The statement charged that the funds eventually wound up in personal European bank accounts of several Iranian Revolutionary Council members.

Among those named was Ayatollah Mohammed Beheshti. Three separate drafts totaling $12.35 million were listed as having been sent to the Hamburg Mosque and Islamic Center, which Beheshti ran for several years before the revolution.

Beheshti charged that the list was issued by "counterrevolutionaries and he denied benefiting from public funds. His denial was seconded by the Central Bank's Islamic society.

More sweeping but undocumented charges were contained in a separate list put out by a group calling itself "the Society of Progressive Employes of the Central Bank."

It said 40 clergymen had transferred foreign exchange and gold totaling $654 million out of the country. Heading the list was Behieshti with an alleged $79.3 million in transfers, followed by Ayatollah Khomeini's son, Ahmad, with $69.4 million. The 80-year-old revolutionary leader himself was not mentioned.

While of doubtful origin, the latter list seemed certain to arouse public suspicion about clerical wealth and raise comparisons with a prerevolutionary list in which 144 prominent Iranians associated with the shah were accused of sending $2.4 billion out of the country.

Another subject of controversy -- and a major component of Iran's new economic order -- is the Bonyade Mostazafin, or Poor People's Foundation.

Less publicity has been given to another new organization, the Alavi Foundation, which formally took over the assets of the shah's Pahlavi Foundation.

Like the Pahlavi Foundation, the Poor People's Foundation was established as a charity. But both institutions soon became the owners of major profit-making enterprises, with neither accounting adequately for the use of its revenue.

Since its previous head was assassinated by an anticlerical guerrilla group last year, the Poor People's Foundation has been run by Ali Naghi Khamoushi, a layman with close ties to the clergy-dominated Revolutionary Council.

By Khamoushi's own reckoning, the foundation now owns or has interest in 70 major industrial plants, 25 large construction firms and 30 trading companies in addition to unspecified numbers of farms, houses, hotels, theaters, nightclubs and personal property.

The foundation also owns three formerly private aviation companies and three of Tehran's leading newspapers: Kayhan, Ettelaat, and Azadegan.

In addition, Khamoushi told a Tehran newspaper recently that nearly 70 percent of current development work was being done by companies that the foundation had taken over.

According to Khamoushi, the foundation has $283 million worth of "movable property" -- including "carpets, expensive automobiles, jewelry and antiques" -- that it intends to sell to the public "so that the proceeds may be spent on the deprived."

The foundation's assets are made up of the property of Iranians associated with the shah's regime who were executed, jailed, fled the country or simply had their wealth confiscated.

Many Iranians, including some in government circles, believe the foundation has taken over much more than it has accounted for. Khamoushi has been put on the defensive by their charges that the foundation has failed to produce proper balance sheets to explain where all its money has gone.

"Everyone knows they've taken more," said one foreign economic analyst. "The whole thing stinks. There's a new system here, and it's pure banditry like the old one."
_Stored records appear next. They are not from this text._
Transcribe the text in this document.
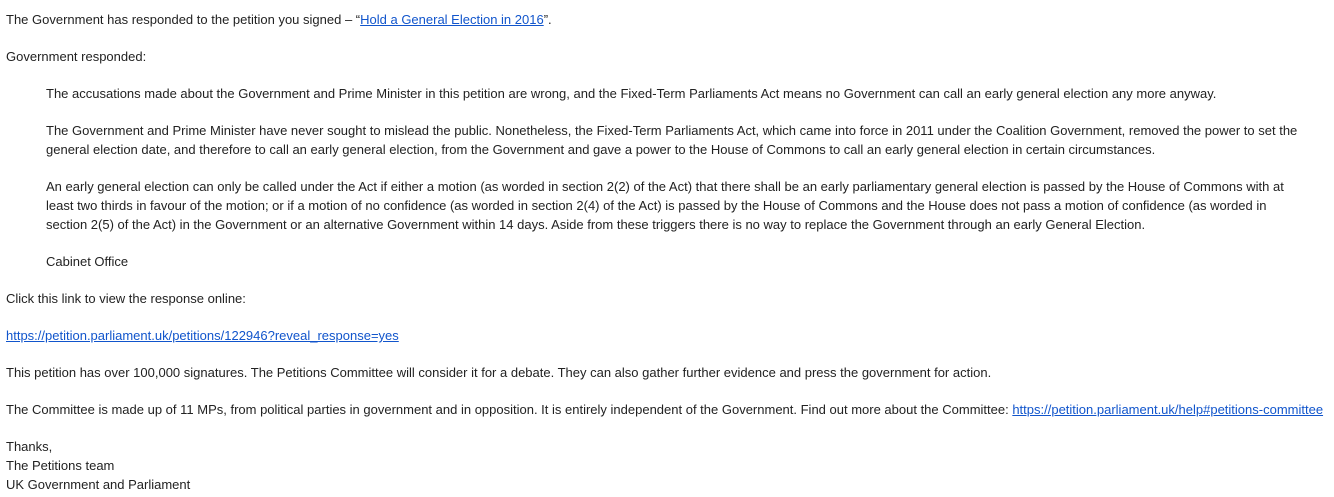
The Government has responded to the petition you signed – “Hold a General Election in 2016”.

Government responded:

The accusations made about the Government and Prime Minister in this petition are wrong, and the Fixed-Term Parliaments Act means no Government can call an early general election any more anyway.

The Government and Prime Minister have never sought to mislead the public. Nonetheless, the Fixed-Term Parliaments Act, which came into force in 2011 under the Coalition Government, removed the power to set the general election date, and therefore to call an early general election, from the Government and gave a power to the House of Commons to call an early general election in certain circumstances.

An early general election can only be called under the Act if either a motion (as worded in section 2(2) of the Act) that there shall be an early parliamentary general election is passed by the House of Commons with at least two thirds in favour of the motion; or if a motion of no confidence (as worded in section 2(4) of the Act) is passed by the House of Commons and the House does not pass a motion of confidence (as worded in section 2(5) of the Act) in the Government or an alternative Government within 14 days. Aside from these triggers there is no way to replace the Government through an early General Election.

Cabinet Office

Click this link to view the response online:

https://petition.parliament.uk/petitions/122946?reveal_response=yes

This petition has over 100,000 signatures. The Petitions Committee will consider it for a debate. They can also gather further evidence and press the government for action.

The Committee is made up of 11 MPs, from political parties in government and in opposition. It is entirely independent of the Government. Find out more about the Committee: https://petition.parliament.uk/help#petitions-committee

Thanks,

The Petitions team

UK Government and Parliament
Apparently believing that the best defense is a strong offense, Khamoushi recently responded to such criticism by calling on the Revolutionary Council to turn over to the foundation still more companies and property and seeking to have various government agencies take over its unprofitable enterprises.

Another rich institution in the new economic order is the religious endowments organization, a traditional repository of clerical wealth that has grown even more affluent since the revolution. Run by Moslem clergy, it manages money and property bequeathed to it by Iranians and the income from religious shrines, notably the shrine of the Imam Reza. Among its assets are said to be fruit canning factories and the Hyatt Hotel in the northeastern city of Mashad.